Fred Orsita legt einen schmalen Klebestreifen an seine Wange, zieht ihn vorsichtig ab und schiebt die Probe in ein futuristisches Gerät: den „Cell BioPrint“ von L’Oréal. Innerhalb weniger Sekunden erscheinen die Ergebnisse auf einem Tablet.
Das biologische Alter seiner Haut, Fettgehalt, Porengröße – alles wird detailliert analysiert. „Die Haut ist unser größtes Organ und ein wesentlicher Faktor für unser Wohlbefinden“, erklärt Orsita, Leiter der Innovationsabteilung bei L’Oréal.
Mit Geräten wie dem Cell BioPrint betritt die Kosmetikindustrie Neuland. Klassische Cremes und Make-up dominieren zwar noch die Regale, doch der technische Fortschritt zwingt die Branche zum Umdenken.
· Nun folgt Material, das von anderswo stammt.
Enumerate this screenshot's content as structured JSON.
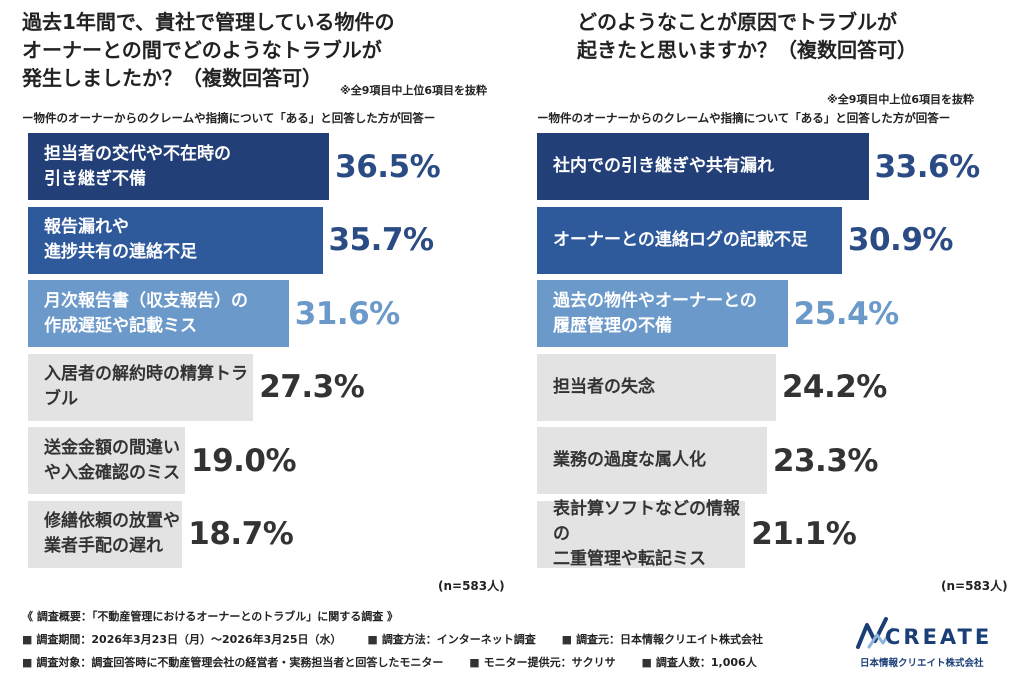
{
  "chart_data": [
    {
      "type": "bar",
      "orientation": "horizontal",
      "title": "過去1年間で、貴社で管理している物件の\nオーナーとの間でどのようなトラブルが\n発生しましたか？（複数回答可）",
      "note": "※全9項目中上位6項目を抜粋",
      "subtitle": "ー物件のオーナーからのクレームや指摘について「ある」と回答した方が回答ー",
      "categories": [
        "担当者の交代や不在時の\n引き継ぎ不備",
        "報告漏れや\n進捗共有の連絡不足",
        "月次報告書（収支報告）の\n作成遅延や記載ミス",
        "入居者の解約時の精算トラブル",
        "送金金額の間違いや入金確認のミス",
        "修繕依頼の放置や業者手配の遅れ"
      ],
      "values": [
        36.5,
        35.7,
        31.6,
        27.3,
        19.0,
        18.7
      ],
      "value_labels": [
        "36.5%",
        "35.7%",
        "31.6%",
        "27.3%",
        "19.0%",
        "18.7%"
      ],
      "n": "(n=583人)",
      "xlim": [
        0,
        40
      ],
      "bar_colors": [
        "#233f77",
        "#2e5a9c",
        "#6b99c9",
        "#e3e3e3",
        "#e3e3e3",
        "#e3e3e3"
      ],
      "label_colors": [
        "#ffffff",
        "#ffffff",
        "#ffffff",
        "#333333",
        "#333333",
        "#333333"
      ],
      "value_colors": [
        "#2b4b85",
        "#2b4b85",
        "#6b99c9",
        "#333333",
        "#333333",
        "#333333"
      ]
    },
    {
      "type": "bar",
      "orientation": "horizontal",
      "title": "どのようなことが原因でトラブルが\n起きたと思いますか？（複数回答可）",
      "note": "※全9項目中上位6項目を抜粋",
      "subtitle": "ー物件のオーナーからのクレームや指摘について「ある」と回答した方が回答ー",
      "categories": [
        "社内での引き継ぎや共有漏れ",
        "オーナーとの連絡ログの記載不足",
        "過去の物件やオーナーとの\n履歴管理の不備",
        "担当者の失念",
        "業務の過度な属人化",
        "表計算ソフトなどの情報の\n二重管理や転記ミス"
      ],
      "values": [
        33.6,
        30.9,
        25.4,
        24.2,
        23.3,
        21.1
      ],
      "value_labels": [
        "33.6%",
        "30.9%",
        "25.4%",
        "24.2%",
        "23.3%",
        "21.1%"
      ],
      "n": "(n=583人)",
      "xlim": [
        0,
        38
      ],
      "bar_colors": [
        "#233f77",
        "#2e5a9c",
        "#6b99c9",
        "#e3e3e3",
        "#e3e3e3",
        "#e3e3e3"
      ],
      "label_colors": [
        "#ffffff",
        "#ffffff",
        "#ffffff",
        "#333333",
        "#333333",
        "#333333"
      ],
      "value_colors": [
        "#2b4b85",
        "#2b4b85",
        "#6b99c9",
        "#333333",
        "#333333",
        "#333333"
      ]
    }
  ],
  "footer": {
    "overview": "《 調査概要：「不動産管理におけるオーナーとのトラブル」に関する調査 》",
    "period": "調査期間：2026年3月23日（月）〜2026年3月25日（水）",
    "method": "調査方法：インターネット調査",
    "organizer": "調査元：日本情報クリエイト株式会社",
    "target": "調査対象：調査回答時に不動産管理会社の経営者・実務担当者と回答したモニター",
    "provider": "モニター提供元：サクリサ",
    "count": "調査人数：1,006人"
  },
  "logo": {
    "word": "CREATE",
    "company": "日本情報クリエイト株式会社",
    "color": "#1a3f77"
  }
}
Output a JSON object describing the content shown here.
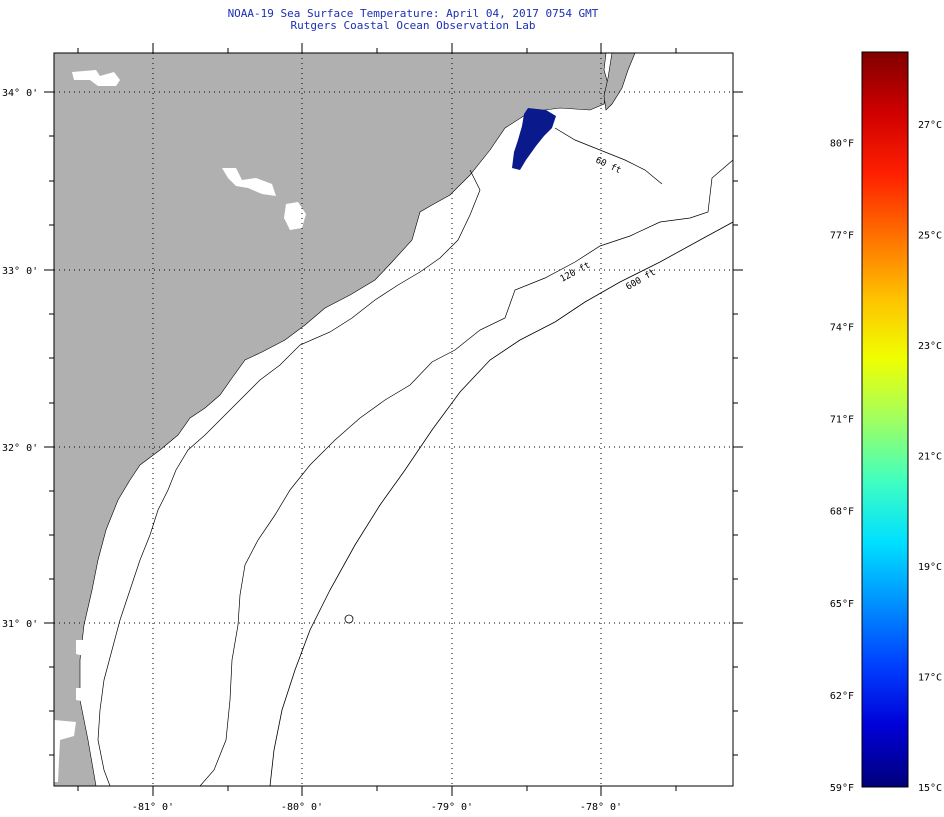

Die weltweit größte Technikmesse CES in Las Vegas hat gezeigt: Schönheit wird digital – und personalisierter denn je.
Kosmetik auf Knopfdruck
Die neue Strategie der Branche lautet: Daten sammeln, analysieren und personalisierte Lösungen anbieten. Dabei verschwimmen die Grenzen zwischen Kosmetik und Technologie.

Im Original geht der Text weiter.